Поэт К. Бальмонт (1867–1942) писал: «Люди, которые мыслят и чувствуют на рубеже двух периодов, одного законченного, другого еще не народившегося… развенчивают все старое, потому что оно потеряло свою душу и сделалось безнадежной схемой. Но, предшествуя новому, они сами, выросшие на старом, не в силах видеть это новое воочию, – вот почему в их настроениях рядом с самыми восторженными вспышками так много больной тоски» (14, с. 367).
Слабела основа национальной культуры – социальная тема и традиционная религиозная нравственность. Гуманистический пафос литературы переплавлялся в символичную «недотыкомку», в неверие в человеческие силы. С погибельным восторгом, без краев, с любовью писали о смерти и отчаянии. «Птицу-тройку» несло к обрыву, «Демон» был «повержен», поиски истины эмоционально – с дьявольским смехом – отрицались. Д.С. Мережковский (1865–1941) размышлял о страшном холоде, веющем из бездны. А. Блок в поэме «Возмездие» возвещал, что «чуме на смену» пришли «нейрастения, скука, сплин» (3, с. 276).

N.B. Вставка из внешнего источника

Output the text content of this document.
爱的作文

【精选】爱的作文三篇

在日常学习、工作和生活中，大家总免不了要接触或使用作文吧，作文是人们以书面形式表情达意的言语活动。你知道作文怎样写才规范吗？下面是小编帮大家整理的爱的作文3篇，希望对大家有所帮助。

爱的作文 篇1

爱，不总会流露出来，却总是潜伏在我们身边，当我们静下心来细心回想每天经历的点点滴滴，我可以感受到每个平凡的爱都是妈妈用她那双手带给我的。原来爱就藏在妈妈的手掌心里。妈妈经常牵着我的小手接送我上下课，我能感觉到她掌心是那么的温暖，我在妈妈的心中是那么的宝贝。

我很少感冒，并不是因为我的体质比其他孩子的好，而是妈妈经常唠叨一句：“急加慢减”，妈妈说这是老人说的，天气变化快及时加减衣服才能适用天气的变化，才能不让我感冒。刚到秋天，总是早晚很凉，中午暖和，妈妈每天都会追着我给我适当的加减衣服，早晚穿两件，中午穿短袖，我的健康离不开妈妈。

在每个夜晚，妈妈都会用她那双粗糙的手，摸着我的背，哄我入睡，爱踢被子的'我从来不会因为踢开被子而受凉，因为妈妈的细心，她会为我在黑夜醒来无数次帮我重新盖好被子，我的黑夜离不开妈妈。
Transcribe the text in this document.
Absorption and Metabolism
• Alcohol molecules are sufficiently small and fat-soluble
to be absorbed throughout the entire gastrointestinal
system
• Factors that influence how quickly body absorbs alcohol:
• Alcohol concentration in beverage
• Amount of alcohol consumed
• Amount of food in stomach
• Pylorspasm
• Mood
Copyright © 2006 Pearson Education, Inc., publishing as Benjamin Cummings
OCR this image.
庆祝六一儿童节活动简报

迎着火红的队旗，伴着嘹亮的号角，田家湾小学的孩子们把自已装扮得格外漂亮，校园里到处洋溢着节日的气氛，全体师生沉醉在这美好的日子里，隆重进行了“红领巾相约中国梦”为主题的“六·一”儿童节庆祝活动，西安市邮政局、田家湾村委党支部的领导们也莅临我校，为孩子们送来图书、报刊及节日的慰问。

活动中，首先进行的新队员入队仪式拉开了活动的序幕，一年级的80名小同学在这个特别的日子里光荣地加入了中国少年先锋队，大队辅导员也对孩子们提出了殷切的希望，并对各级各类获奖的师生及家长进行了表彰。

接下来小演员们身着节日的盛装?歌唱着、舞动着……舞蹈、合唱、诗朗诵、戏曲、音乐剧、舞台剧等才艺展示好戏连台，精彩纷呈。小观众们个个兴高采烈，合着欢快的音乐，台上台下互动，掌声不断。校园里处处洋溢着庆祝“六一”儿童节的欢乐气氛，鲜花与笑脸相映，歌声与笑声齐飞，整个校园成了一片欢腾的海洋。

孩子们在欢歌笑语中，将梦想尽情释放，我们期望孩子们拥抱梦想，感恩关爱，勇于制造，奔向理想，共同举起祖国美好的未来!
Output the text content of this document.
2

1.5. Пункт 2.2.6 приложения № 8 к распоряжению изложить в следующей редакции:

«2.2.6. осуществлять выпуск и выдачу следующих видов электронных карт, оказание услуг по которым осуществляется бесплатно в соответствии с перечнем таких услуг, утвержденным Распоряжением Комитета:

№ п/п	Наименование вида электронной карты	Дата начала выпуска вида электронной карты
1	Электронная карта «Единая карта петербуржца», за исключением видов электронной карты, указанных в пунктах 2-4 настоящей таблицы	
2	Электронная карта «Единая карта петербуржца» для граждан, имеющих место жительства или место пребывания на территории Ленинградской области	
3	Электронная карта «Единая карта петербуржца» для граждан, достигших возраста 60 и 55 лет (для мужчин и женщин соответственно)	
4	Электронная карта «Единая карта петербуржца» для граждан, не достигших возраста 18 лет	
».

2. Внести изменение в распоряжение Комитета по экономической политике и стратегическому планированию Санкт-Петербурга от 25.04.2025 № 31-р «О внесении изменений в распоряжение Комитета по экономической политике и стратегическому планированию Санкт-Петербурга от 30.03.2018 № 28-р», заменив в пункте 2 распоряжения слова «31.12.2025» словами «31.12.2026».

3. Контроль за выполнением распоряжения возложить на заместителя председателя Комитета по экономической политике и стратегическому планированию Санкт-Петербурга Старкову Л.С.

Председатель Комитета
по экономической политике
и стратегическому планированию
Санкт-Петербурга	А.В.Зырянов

Надо заметить, что время «грани веков» умеет кольцевать историю. Модный писатель рубежа XX и XXI века Захар Прилепин пишет именно о том же: «Было ощущение истонченности всех истин, что-то подходило к финалу. Да, там купцы богатели, дороги строились, промышленность развивалась, хотели Константинополь завоевать. И одновременно с этим было ощущение какого-то предстоящего кошмара. И это зафиксировали все – и Чехов, и Горький, и Лев Николаевич Толстой, и футуристы, и символисты, призывавшие гуннов на свою голову. Сегодня тоже достаточно прочитать тексты самых одаренных, самых замечательных неполитизированных писателей, чтобы понять, что ощущение грядущего апокалипсиса в России носится в воздухе»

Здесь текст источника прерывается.